The column, together with a related Toronto Sun editorial, prompted complaints from the Anti-Apartheid Coalition of Toronto and became part of a wider dispute between the newspaper, Toronto's mayor's committee on community and race relations and community organizations concerning racism, freedom of expression and a proposal that the City of Toronto withdraw its advertising from the newspaper.

Sun publisher Paul Godfrey maintained that the newspaper opposed apartheid but defended Porter's right to express opinions with which the publisher did not necessarily agree. Porter responded to the dispute in a subsequent column by comparing the committee's actions to the Spanish Inquisition and criticizing multiculturalism and some of the committee's supporters.

In March 1986, the Ontario Press Council dismissed a complaint alleging that the editorial and Porter's column promoted racism or wilfully spread hatred against Black people. The council upheld the newspaper's right to publish opinion while emphasizing that publication did not necessarily imply endorsement by the newspaper itself.

===1989 column on immigration and voting rights===
In February 1989, Porter wrote a Toronto Sun column arguing that Italian Canadians were using methods "alien to British practice" to gain political power and that foreign-born Canadian citizens should therefore be barred from voting or standing for public office.
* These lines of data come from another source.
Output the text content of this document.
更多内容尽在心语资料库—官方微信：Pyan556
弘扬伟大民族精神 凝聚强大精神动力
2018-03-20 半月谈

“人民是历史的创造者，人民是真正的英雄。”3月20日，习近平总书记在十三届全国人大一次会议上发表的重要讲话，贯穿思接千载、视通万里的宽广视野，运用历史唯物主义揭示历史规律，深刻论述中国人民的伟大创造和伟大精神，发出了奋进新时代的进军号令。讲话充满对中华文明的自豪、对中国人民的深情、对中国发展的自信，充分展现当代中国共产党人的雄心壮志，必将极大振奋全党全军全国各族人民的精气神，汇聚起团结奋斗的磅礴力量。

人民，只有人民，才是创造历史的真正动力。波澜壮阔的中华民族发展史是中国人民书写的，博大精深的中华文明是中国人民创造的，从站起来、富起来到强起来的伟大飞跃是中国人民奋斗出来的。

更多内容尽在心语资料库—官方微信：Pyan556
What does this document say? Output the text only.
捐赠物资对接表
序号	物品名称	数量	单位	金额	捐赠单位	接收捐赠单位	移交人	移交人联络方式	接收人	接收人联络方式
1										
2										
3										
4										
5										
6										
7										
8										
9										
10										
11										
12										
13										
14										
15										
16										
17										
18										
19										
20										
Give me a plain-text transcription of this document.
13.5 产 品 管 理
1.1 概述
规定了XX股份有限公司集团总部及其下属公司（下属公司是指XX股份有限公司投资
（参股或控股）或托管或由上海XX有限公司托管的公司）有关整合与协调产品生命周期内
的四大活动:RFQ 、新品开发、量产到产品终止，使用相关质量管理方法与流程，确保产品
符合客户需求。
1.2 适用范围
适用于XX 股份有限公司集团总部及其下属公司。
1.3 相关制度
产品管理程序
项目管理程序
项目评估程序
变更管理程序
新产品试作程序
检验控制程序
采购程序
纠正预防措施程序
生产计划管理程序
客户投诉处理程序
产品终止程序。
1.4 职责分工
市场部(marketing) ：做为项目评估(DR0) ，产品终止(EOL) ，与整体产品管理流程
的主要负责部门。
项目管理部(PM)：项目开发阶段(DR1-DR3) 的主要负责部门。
Metropolitan Toronto Council demanded apologies from Porter and the Sun and agreed to reconsider withholding its advertising if none was received. Councillors also discussed filing complaints with the Ontario Press Council and the Ontario Human Rights Commission. Sun editor John Downing said that the newspaper did not agree with Porter's views but defended its columnists' freedom to publish provocative opinions.

On 24 February, Toronto City Council voted to withdraw all civic advertising from the Sun until the newspaper printed a front-page apology and reproduced the Canadian Charter of Rights and Freedoms. Councillor Jack Layton, who led the campaign, described Porter's column as profoundly offensive, while Mayor Art Eggleton opposed withdrawing the advertisements, arguing that the measure approached censorship. Godfrey rejected the demand and characterized the city's action as an attempt to pressure the press.

By April, Metropolitan Toronto Council was considering withdrawing more than $40,000 in annual advertising unless the newspaper apologized. Godfrey continued to decline to apologize, although he said that he was "very upset" by the column. The proposed sanctions were criticized by the Canadian Daily Newspaper Publishers Association as a threat to freedom of expression. Several Ontario municipalities declined to support Metro Toronto's proposed sanctions, while others endorsed them or called for an apology.

The City of Toronto's advertising ban remained in place for approximately two months before council reconsidered it amid criticism that the measure amounted to censorship. Porter was also criticized in the Legislative Assembly of Ontario over the column and retired from the Sun the following year.

==Personal life==
Porter married Kathleen Gathercole, who died in 1985. They had one son, Timothy McKenzie Gathercole Porter, who worked as a newspaper reporter in Britain and later at the Toronto Telegram before entering public relations. McKenzie Porter had two granddaughters, Alexandra and Samantha Porter.

Outside journalism, Porter was described as an enthusiastic gardener and cook.

==Later life and death==
Porter retired reluctantly from the Toronto Sun in 1990. He subsequently continued to write freelance travel articles, essays and commentaries, including pieces for The Globe and Mail. His later writing often drew upon his cultivated public persona and described his experiences travelling in Britain, Europe and Asia.

He died of natural causes in Toronto on 21 October 2006, his 95th birthday. He was cremated and his remains were interred in a niche at Mount Pleasant Cemetery, Toronto.

==Published works==
- To All Men: The Story of the Canadian Red Cross. Toronto: McClelland & Stewart, 1960.
- Overture to Victoria. Toronto: Longmans, Green, 1961. A biography of Prince Edward, Duke of Kent and Strathearn.
- Julie: The Royal Mistress. Toronto: Gage Publishing, 1975.